Show that every group of prime order is cyclic.

I was given this problem for homework and I am not sure where to start. I know a solution using Lagrange's theorem, but we have not proven Lagrange's theorem yet, actually our teacher hasn't even mentioned it, so I am guessing there must be another solution. The only thing I could think of was showing that a group of prime order $p$ is isomorphic to $\mathbb{Z}/p\mathbb{Z}$. Would this work?

Any guidance would be appreciated.

Answer 1

As Cam McLeman comments, Lagranges theorem is considerably simpler for groups of prime order than for general groups: it states that the group (of prime order) has no non-trivial proper subgroups.

I'll use the following

Lemma

Let $G$ be a group, $x\in G$, $a,b\in \mathbb Z$ and $a\perp b$. If $x^a = x^b$, then $x=1$.

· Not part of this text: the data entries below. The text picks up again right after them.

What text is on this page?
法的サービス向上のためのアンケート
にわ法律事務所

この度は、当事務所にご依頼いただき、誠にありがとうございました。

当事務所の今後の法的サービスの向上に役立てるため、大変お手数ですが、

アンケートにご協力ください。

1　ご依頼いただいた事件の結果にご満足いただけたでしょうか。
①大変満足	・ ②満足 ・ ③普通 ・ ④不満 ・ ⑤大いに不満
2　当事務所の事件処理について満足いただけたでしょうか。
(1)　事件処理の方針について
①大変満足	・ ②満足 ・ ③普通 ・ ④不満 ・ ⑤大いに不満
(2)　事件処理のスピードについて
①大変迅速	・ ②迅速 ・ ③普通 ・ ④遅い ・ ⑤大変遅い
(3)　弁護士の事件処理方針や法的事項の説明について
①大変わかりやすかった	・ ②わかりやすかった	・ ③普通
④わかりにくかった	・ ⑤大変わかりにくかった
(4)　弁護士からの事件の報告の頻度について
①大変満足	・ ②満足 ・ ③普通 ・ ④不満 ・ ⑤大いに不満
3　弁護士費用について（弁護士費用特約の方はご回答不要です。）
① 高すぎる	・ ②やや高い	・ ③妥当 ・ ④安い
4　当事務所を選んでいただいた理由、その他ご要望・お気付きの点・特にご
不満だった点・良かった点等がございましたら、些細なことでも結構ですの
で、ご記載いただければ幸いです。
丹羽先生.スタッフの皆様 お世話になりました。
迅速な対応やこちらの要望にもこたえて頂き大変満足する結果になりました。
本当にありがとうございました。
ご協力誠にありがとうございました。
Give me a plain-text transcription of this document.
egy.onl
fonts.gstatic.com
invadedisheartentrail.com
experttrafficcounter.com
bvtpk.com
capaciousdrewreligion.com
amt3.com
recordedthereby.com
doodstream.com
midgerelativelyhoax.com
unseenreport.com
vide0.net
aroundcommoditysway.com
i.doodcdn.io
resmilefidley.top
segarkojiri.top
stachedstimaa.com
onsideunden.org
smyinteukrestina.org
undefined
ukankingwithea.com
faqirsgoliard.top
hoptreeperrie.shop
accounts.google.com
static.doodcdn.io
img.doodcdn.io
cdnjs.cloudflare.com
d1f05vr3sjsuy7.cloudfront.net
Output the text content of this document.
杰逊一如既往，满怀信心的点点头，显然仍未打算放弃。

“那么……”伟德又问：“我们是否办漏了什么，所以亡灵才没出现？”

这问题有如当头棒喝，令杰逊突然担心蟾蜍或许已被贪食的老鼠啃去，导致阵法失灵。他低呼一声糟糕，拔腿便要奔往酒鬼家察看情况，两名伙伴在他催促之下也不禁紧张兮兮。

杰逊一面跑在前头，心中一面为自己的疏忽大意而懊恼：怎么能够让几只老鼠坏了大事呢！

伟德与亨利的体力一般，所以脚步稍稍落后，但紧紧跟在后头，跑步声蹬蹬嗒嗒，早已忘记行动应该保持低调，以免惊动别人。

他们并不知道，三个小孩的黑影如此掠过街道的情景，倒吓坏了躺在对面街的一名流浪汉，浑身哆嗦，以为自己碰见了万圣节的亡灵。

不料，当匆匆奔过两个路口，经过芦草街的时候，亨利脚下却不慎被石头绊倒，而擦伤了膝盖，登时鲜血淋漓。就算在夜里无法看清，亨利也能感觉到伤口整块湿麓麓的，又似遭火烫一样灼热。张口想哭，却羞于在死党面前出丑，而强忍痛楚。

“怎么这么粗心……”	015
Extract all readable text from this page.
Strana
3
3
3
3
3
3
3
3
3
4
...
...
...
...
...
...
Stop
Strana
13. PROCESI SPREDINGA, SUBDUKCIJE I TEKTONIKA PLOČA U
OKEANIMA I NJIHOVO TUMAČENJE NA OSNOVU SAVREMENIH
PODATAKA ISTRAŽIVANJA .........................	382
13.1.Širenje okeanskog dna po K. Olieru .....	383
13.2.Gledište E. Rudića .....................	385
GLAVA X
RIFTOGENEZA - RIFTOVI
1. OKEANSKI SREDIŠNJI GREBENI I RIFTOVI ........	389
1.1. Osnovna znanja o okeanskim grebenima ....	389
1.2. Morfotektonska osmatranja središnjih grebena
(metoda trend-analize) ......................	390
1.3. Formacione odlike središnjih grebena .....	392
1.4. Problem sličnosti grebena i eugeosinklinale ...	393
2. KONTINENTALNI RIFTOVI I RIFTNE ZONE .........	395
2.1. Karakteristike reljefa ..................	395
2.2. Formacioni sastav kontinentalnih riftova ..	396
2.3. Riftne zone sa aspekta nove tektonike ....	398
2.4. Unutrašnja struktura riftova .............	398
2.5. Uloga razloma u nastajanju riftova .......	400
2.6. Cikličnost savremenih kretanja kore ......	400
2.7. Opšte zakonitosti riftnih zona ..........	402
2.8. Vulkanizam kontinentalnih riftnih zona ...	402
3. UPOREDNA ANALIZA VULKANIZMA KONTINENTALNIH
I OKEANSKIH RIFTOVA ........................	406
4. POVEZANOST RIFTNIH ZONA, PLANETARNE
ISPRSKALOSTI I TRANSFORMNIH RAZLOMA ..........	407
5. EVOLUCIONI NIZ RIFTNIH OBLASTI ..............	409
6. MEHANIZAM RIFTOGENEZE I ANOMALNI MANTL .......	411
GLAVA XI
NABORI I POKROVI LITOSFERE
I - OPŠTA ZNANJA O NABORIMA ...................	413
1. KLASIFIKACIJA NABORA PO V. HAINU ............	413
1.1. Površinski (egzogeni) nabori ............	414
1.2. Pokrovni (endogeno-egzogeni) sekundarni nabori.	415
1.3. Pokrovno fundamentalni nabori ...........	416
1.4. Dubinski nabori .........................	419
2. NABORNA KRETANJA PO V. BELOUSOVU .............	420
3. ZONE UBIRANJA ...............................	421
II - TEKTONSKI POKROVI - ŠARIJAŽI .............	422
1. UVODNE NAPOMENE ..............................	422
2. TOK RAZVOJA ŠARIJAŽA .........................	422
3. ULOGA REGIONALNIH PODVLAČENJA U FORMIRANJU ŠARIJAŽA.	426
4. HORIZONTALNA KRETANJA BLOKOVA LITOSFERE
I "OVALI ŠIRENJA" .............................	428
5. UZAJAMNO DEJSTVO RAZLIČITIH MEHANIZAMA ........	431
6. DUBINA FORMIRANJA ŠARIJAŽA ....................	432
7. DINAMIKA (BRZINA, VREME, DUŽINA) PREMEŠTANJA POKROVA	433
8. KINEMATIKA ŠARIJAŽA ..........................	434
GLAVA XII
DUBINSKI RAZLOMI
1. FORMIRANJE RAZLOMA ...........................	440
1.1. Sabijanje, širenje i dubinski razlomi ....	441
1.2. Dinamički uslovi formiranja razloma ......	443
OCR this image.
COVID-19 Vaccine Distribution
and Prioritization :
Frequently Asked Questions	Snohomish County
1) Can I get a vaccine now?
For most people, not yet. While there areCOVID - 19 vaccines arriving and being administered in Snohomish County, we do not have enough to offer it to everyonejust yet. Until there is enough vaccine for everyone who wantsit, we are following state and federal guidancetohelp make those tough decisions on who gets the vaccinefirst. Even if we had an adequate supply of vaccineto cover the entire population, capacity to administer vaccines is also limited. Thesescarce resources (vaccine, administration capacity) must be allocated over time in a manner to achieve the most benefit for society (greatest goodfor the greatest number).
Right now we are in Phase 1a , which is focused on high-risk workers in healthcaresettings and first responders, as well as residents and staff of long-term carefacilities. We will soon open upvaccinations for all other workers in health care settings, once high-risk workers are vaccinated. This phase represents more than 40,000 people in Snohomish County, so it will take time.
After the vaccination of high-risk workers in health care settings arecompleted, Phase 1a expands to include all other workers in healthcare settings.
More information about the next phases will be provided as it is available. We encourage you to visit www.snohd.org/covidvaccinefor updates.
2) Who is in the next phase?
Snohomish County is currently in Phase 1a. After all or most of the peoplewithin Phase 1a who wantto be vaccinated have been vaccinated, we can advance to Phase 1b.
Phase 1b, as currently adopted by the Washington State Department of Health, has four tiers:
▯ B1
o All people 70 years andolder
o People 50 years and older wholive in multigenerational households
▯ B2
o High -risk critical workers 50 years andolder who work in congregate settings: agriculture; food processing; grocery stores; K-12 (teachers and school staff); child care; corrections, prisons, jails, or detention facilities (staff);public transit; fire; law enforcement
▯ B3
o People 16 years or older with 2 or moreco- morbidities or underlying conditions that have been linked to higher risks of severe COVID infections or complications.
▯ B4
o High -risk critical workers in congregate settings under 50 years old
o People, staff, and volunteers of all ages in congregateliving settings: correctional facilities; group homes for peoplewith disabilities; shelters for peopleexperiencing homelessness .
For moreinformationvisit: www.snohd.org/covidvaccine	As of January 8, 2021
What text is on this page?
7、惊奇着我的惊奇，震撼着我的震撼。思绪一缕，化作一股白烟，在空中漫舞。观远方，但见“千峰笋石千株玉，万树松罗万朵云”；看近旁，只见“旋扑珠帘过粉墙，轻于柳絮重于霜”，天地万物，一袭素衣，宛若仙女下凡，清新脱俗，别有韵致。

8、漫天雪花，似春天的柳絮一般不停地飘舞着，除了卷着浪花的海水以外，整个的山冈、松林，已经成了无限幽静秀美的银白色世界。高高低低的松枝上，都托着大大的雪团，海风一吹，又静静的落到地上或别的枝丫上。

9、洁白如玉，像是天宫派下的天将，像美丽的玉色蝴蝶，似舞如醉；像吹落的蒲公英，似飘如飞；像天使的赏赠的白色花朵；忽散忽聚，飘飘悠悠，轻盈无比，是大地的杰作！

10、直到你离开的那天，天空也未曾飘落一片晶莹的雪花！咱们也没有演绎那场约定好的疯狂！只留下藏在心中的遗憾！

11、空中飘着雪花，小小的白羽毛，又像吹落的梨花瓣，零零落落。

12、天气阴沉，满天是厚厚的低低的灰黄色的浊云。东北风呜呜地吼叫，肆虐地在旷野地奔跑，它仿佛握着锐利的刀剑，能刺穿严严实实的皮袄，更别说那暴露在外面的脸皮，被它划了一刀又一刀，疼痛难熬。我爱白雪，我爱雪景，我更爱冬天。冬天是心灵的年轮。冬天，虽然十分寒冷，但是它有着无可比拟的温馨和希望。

Proof: by Bezout's lemma, some $k,\ell\in\mathbb Z$ exist, such that $ak+b\ell=1$. Then $$ x = x^{ak+b\ell} = (x^a)^k \cdot (x^b)^\ell = 1^k \cdot 1^\ell = 1 $$

(If you know a little ring theory, you might prefer to notice that the set $\{i | x^i=1\}\subseteq \mathbb Z$ forms an ideal which must contain $(a,b)=1$ if it contains $a$ and $b$.)

The question

Now let $P$ be an arbitrary group of prime order $p$. Consider any $x\in P$ such that $x\neq 1$ and consider the set $$ S = \{ 1, x, x^2 , \dots , x^{p-1} \}\subseteq P.$$ First assume two of these elements are equal, say $x^u=x^v$ and $u<v$ without loss of generality. Then $x^{v-u}=1$ and $1\leq v-u \leq p-1$. But then surely $v-u \perp p$. By the lemma, $x^{v-u} = x^p = 1$ now implies that $x=1$, a contradiction so every two members of $S$ must be different.

But then $|S|=p$. This implies $S=P$ and $P=\langle x\rangle$ is cyclic.